MiniStick ReviewAlthough we were unable to duplicate Great American Idea’s performance claims, it’s evident that the MiniStick is capable of augmenting an apprentice player’s play levels. Assuming that the stick is offered for a reasonable price, the mechanism offers a makeshift remedy for gamers who suffer from WASD-phobia. Those seeking a premium solution to keyboard-free character control might consider the Razer Hydra.

About Robert Allen

With over 35 years of gaming experience, Robert ‘DesertEagle’ Allen is Tech-Gaming’s resident worrier/warrior who spends his days teaching at three colleges and his nights devoted to JRPGs.

32 comments

  1. 28% percent ain’t nothing to sneeze over. So how much are they retailing for?

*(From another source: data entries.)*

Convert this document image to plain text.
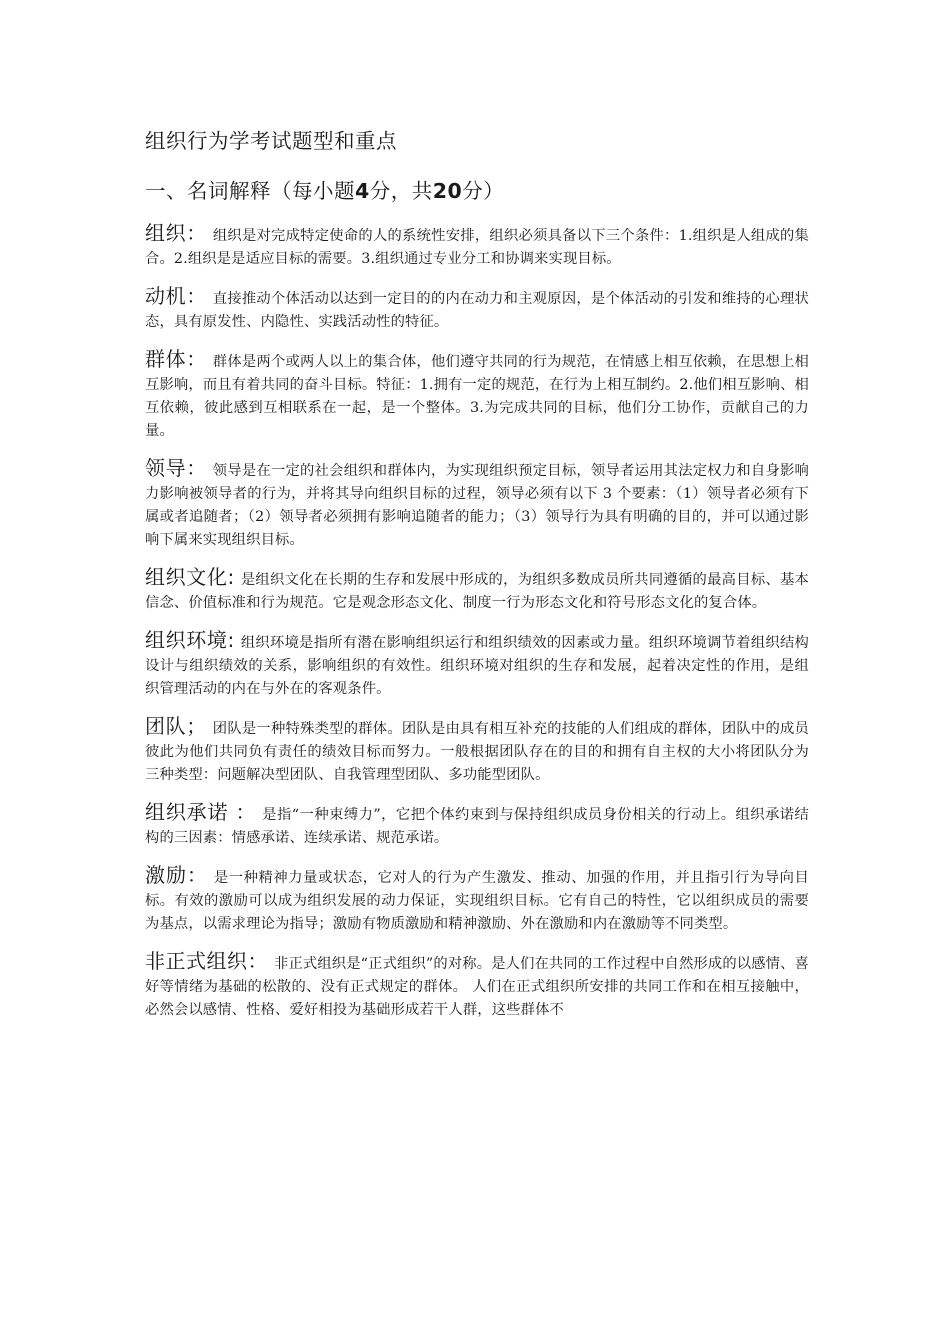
组织行为学考试题型和重点
一、名词解释（每小题4分，共20分）

组织： 组织是对完成特定使命的人的系统性安排，组织必须具备以下三个条件：1.组织是人组成的集合。2.组织是是适应目标的需要。3.组织通过专业分工和协调来实现目标。

动机： 直接推动个体活动以达到一定目的的内在动力和主观原因，是个体活动的引发和维持的心理状态，具有原发性、内隐性、实践活动性的特征。

群体： 群体是两个或两人以上的集合体，他们遵守共同的行为规范，在情感上相互依赖，在思想上相互影响，而且有着共同的奋斗目标。特征：1.拥有一定的规范，在行为上相互制约。2.他们相互影响、相互依赖，彼此感到互相联系在一起，是一个整体。3.为完成共同的目标，他们分工协作，贡献自己的力量。

领导： 领导是在一定的社会组织和群体内，为实现组织预定目标，领导者运用其法定权力和自身影响力影响被领导者的行为，并将其导向组织目标的过程，领导必须有以下 3 个要素：（1）领导者必须有下属或者追随者；（2）领导者必须拥有影响追随者的能力；（3）领导行为具有明确的目的，并可以通过影响下属来实现组织目标。

组织文化: 是组织文化在长期的生存和发展中形成的，为组织多数成员所共同遵循的最高目标、基本信念、价值标准和行为规范。它是观念形态文化、制度一行为形态文化和符号形态文化的复合体。

组织环境: 组织环境是指所有潜在影响组织运行和组织绩效的因素或力量。组织环境调节着组织结构设计与组织绩效的关系，影响组织的有效性。组织环境对组织的生存和发展，起着决定性的作用，是组织管理活动的内在与外在的客观条件。

团队； 团队是一种特殊类型的群体。团队是由具有相互补充的技能的人们组成的群体，团队中的成员彼此为他们共同负有责任的绩效目标而努力。一般根据团队存在的目的和拥有自主权的大小将团队分为三种类型：问题解决型团队、自我管理型团队、多功能型团队。

组织承诺 ： 是指“一种束缚力”，它把个体约束到与保持组织成员身份相关的行动上。组织承诺结构的三因素：情感承诺、连续承诺、规范承诺。

激励： 是一种精神力量或状态，它对人的行为产生激发、推动、加强的作用，并且指引行为导向目标。有效的激励可以成为组织发展的动力保证，实现组织目标。它有自己的特性，它以组织成员的需要为基点，以需求理论为指导；激励有物质激励和精神激励、外在激励和内在激励等不同类型。

非正式组织： 非正式组织是“正式组织”的对称。是人们在共同的工作过程中自然形成的以感情、喜好等情绪为基础的松散的、没有正式规定的群体。 人们在正式组织所安排的共同工作和在相互接触中，必然会以感情、性格、爱好相投为基础形成若干人群，这些群体不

  2. Some should make a USB Nunchuck. That shouldn’t cost more than $15 and you don’t have to deal with velcro.

  3. This looks like a jerry-rigged POS. No on did anyone get higher scores using that.

  4. It seems like it might help, but you still have 10 other keys to press for most games. Noobs will still bet owned.

  5. This reads like a thesis project. It’s boring, bro. and the stick looks like trash. No body wants it.

  6. You should be able to superglue that thing in place on an old keyboard. That’s a quick and dirty hack anyone can do.

  7. I really couldn’t much any info about the stick other than press releases.

    When’s it coming out? How much will it cost?

    Otherwise, great in-depth study. Consumer Reports meets Nintendo Power.

  8. Ive tried the Raven, but I prefer the Logitech G13. You can get it at Newegg for $65 or so. Worth every penny, IMO.

  9. What’s so hard about pressing four keys? You had to do that on the old NES controller. I swear gamers now are crying babies.

    • Spoken like a true elitist PC gamer.

      There’s a sizable difference between a D-pad and arrow keys. Instead of using only your thumb for movement, you’re having to dance a couple of fingers on the arrow keys. This doesn’t necessarily feel natural to those who play games on consoles and can lead to frustration. PC gamers are the same way. Usually, they can’t stand dual-analog stick controls on consoles because it “doesn’t feel right” to them. Motion and touch screen controls could also be mentioned in the same manner. Different strokes for different folks.

    • Those four keys are surrounded by 30 other similar keys. That’s the problem. Keyboards were designed for typing, not playing games. Talk to me in 10 years when your wrists are killing you about the advantage of M/KB

    • Here’s the thing:

      You shouldn’t have to think about controls. Now, I know you don’t because you’re the god of gaming. But I’m not. I have a job, a wife, and mortgage meaning I have about 6 hours a week tops for gaming. Of course, some of that is spent reading about the hobby on this site and others. So, with that 3-4 hours a week, I can’t be a gaming expert and I’ll take anything that helps me out. If you think this training wheels meant for babies, I don’t care. I play for my own enjoyment, not to make others happy.

  10. Astro Tripper you can play with a controller, most games there day allow a 360 wired controller to be plugged in.

    For FPS, this device looks like it might have sense. Still, looks cheap.

    • Still there are some games (that aren’t FPS) that force you to use a keyboard. The Binding of Isaac for one. I could see this helping.

  11. Good review. How long did it take you for the whole test?

  12. Sounds and looks like crap. How are you supposed to hit the keys above the stick?

  13. If it’s 5 or 10 bucks and helps people, why are other people getting all bent out of shape over this?

  14. What is it about some PC gamers- is something is super hardcore they piss all over it and call it crap. Anything ported from console? crap. Any attempt to make games easier to play? crap!

    Hey, it looks a little piece of plastic that at least a step in the right direction. I say good for the makers.

  15. Seems like anyone who like PC gaming these days should buy an extra controller.

  16. Why do the pics just show the MiniStick on the cursor keys?

  17. I’d probably pick up up if it was less than $10. My fingers always lose their way on the keys.

  18. Where can I order one?

  19. Did you try here: http://ministickstore.com/

    I see an order button.

  20. Yeah, you can’t order one on the site which kind of sucks.